Jumat, 24 Juni 2011

Ayo Koleksi Tanaman Herbarium


Alat dan Bahan:
-           Potongan tanaman
-          Gunting tanaman
-          Alkohol 70%
-          Kertas konkord
-          Kertas koran
-          Kuas
-          Lem UHU
-          Spidol
-          Kertas tisu
-          Buku saku
-          Buku referensi tentang klasifikasi tumbuhan

Langkah kerja:
1.         1. Cari tanaman menarik yang ada di sekitar Anda. Sebelum mengambil tanaman tersebut, catat dahulu ciri-ciri tanaman seperti bentuk daun, bunga, batang, akar, habitat, lokasi, dan tanggal pengambilannya.
2.       2. Potong bagian tanaman yang akan Anda koleksi meliputi bagian daun, batang, bunga, akar, menggunakan gunting tanaman. Hati-hati menggunting setiap bagian tanaman.
3.       3. Potongan tanaman dicuci dengan air bersih sampai kotoran debu, tanah, dan daun kering benar-benar bersih. Angin-anginkan hingga bersih.
4.       4. Dengan kuas, bersihkan potongan tanaman menggunakan cairan alkohol 70%.
5.      5. Sisipkan potongan tanaman ke dalam lembaran kertas koran. Tumpuk di antara majalah atau buku agar bentuknya memipih.
6.       6. Setiap dua hari sekali, bersihkan kembali potongan tanaman dengan cairan alkohol agar tidak ditumbuhi jamur. Jika potongan tanaman sudah benar-benar kering, Anda dapat menghentikan penggunaan alkohol.
7.       7. Setelah sebulan atau potongan tanaman telah  benar-benar kering, pindahkan ke atas kertas konkord, dan rekatkan denagn lem UHU.
8.       8. Tulis ciri-ciri tanaman menarik tersebut pada kertas konkord. Jangan lupa beri keterangan nama tanamannya, nama latin (lihat di buku referensi), keterangan ciri-ciri tanaman, serta tanggal pengambilan sampel tanaman. Koleksi herbarium pun sudah jadi.

Apa yang terjadi?
Herbariium adalah tanaman yang dikoleksi dalam bentuk kering dan basah.

Perlu Anda Ketahui
Herbarium adalah spesimen (potongan tubuh tumbuhan) awetan yang diberi label (keterangan). Spesimen yang dijadikan herbarium dikeringkan dan ditekan hingga pipih, kemudian ditempelkan di atas kertas tebal lalu diberi label data (keterangan). Label berisi informasi tumbuhan yang dikoleksi, seperti nama latin dan asal tumbuhan, tanggal pengambilan, dan nama kolektor. Lembaran herbarium mempunyai ukuran dan susunan tertentu, dan disimpan dalam laci penyimpanan yang dibentuk khusus. Dalam laci penyimpanan, spesimen disusun berdasarkan klasifikasi, yaitu kelompok yang sama dalam suku (famili), marga (genus), dan jenis (spesies), juga berdasarkan lokasi geografi tersebut diambil.
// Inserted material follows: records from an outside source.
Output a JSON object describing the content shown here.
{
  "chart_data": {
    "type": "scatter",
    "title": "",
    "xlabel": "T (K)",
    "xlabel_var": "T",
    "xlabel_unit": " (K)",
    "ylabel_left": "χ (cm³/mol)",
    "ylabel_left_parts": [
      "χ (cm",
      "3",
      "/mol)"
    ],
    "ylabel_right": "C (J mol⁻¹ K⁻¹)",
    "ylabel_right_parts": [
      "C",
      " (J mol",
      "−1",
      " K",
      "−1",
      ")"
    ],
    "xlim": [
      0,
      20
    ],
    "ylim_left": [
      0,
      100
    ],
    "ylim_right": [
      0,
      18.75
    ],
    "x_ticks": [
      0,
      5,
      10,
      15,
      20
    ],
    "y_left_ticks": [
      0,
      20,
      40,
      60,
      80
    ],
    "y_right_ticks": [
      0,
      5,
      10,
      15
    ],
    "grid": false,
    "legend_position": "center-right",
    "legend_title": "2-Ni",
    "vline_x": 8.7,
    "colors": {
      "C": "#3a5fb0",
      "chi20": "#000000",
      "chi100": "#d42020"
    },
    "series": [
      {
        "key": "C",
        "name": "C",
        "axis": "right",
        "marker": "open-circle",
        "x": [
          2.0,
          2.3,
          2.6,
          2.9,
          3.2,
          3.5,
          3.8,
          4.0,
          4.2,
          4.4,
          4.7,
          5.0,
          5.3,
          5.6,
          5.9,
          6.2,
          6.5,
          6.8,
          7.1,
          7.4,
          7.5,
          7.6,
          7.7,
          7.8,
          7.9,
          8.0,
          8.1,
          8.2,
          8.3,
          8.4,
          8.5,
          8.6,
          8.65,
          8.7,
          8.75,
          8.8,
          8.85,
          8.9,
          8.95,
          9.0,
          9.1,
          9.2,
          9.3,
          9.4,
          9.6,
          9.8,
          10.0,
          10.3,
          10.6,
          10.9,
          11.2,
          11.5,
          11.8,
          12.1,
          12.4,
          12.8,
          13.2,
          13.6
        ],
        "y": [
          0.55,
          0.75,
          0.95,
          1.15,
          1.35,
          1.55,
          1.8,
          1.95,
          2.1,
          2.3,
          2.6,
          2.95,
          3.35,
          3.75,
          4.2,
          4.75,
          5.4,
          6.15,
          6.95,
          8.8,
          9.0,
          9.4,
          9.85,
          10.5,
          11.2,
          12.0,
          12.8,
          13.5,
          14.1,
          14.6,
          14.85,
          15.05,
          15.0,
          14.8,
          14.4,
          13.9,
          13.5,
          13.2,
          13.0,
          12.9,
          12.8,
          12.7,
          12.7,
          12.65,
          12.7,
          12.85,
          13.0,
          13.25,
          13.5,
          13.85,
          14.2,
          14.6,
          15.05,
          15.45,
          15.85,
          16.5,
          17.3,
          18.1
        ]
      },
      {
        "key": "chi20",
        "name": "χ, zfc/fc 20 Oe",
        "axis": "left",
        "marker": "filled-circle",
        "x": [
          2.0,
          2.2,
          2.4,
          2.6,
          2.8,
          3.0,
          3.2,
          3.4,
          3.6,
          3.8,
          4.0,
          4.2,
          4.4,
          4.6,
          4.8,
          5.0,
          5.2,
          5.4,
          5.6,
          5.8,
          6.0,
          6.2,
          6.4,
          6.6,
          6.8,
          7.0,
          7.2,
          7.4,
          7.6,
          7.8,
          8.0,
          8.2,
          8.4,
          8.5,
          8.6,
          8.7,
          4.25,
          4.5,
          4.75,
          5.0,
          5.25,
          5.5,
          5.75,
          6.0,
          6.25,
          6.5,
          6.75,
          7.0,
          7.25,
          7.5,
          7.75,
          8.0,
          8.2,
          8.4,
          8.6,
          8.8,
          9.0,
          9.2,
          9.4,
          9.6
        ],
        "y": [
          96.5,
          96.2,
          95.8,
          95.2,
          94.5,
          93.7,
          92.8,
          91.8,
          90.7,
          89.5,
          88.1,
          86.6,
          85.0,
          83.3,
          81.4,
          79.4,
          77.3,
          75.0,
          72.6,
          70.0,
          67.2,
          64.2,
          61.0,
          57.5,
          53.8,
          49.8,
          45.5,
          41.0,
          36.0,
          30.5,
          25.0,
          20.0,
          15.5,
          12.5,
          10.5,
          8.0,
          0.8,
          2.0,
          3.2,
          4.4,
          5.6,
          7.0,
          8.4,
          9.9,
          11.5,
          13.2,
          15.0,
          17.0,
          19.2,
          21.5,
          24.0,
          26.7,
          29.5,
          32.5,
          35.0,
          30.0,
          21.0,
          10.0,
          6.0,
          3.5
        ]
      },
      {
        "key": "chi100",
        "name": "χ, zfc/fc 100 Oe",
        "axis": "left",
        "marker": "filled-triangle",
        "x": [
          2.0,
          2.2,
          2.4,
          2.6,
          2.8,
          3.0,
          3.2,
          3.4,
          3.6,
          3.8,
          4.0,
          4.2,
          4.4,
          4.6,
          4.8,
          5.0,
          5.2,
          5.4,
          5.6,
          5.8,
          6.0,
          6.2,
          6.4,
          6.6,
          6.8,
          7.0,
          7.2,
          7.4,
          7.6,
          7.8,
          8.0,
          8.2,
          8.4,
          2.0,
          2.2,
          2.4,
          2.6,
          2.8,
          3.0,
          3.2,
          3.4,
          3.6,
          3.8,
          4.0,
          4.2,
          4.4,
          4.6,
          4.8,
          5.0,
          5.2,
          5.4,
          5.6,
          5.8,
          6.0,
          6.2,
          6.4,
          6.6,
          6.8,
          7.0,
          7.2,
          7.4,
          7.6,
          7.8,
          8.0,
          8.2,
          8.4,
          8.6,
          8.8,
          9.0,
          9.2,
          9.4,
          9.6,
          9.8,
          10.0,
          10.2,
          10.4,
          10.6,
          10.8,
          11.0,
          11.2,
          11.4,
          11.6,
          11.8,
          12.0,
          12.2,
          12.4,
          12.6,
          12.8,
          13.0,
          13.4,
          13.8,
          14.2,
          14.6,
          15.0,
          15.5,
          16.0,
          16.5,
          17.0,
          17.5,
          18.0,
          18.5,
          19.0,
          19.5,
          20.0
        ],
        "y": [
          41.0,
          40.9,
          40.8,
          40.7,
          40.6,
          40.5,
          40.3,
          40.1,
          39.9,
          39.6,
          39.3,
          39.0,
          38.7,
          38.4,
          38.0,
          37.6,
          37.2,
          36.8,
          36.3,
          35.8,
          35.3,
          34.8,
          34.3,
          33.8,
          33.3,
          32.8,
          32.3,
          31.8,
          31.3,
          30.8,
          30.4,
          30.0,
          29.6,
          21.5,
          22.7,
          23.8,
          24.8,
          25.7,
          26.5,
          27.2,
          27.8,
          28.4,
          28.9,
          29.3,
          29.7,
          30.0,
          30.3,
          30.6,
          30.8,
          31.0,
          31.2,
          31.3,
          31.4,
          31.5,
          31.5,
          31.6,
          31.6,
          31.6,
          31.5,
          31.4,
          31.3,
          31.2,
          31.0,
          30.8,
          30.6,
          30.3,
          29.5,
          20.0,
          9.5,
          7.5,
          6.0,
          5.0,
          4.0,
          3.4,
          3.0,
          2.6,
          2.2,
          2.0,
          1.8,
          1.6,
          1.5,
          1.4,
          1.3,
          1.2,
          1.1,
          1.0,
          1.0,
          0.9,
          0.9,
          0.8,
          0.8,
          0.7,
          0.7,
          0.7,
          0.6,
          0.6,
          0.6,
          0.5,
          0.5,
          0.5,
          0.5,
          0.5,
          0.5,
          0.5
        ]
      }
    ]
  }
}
Tujuan dari koleksi herbarium adalah mengawetkan dan menyusun arsip keragaman tumbuhan. Pengawetan bagian pada tumbuhan tertentu seringkali tidak sama perlakuannya. Spesimen (sampel tumbuhan) dapat dipecah menjadi beberapa bagian. Bagian tumbuhan yang berukuran besar, misalnya biji cemara dapat disimpan dalam kotak khusus. Organ khusus seperti bunga anggrek dapat disimpan dalam toples. Setiap lembar herbarium dapat juga disertakan dengan foto tumbuhan sebagai pelengkap keterangan.

Pustaka
Sudarjo, Nita, Ina Suryono. 2009. ENSIKLOPEDIA IPA Percobaan Sains . Jakarta: Lentera Abadi.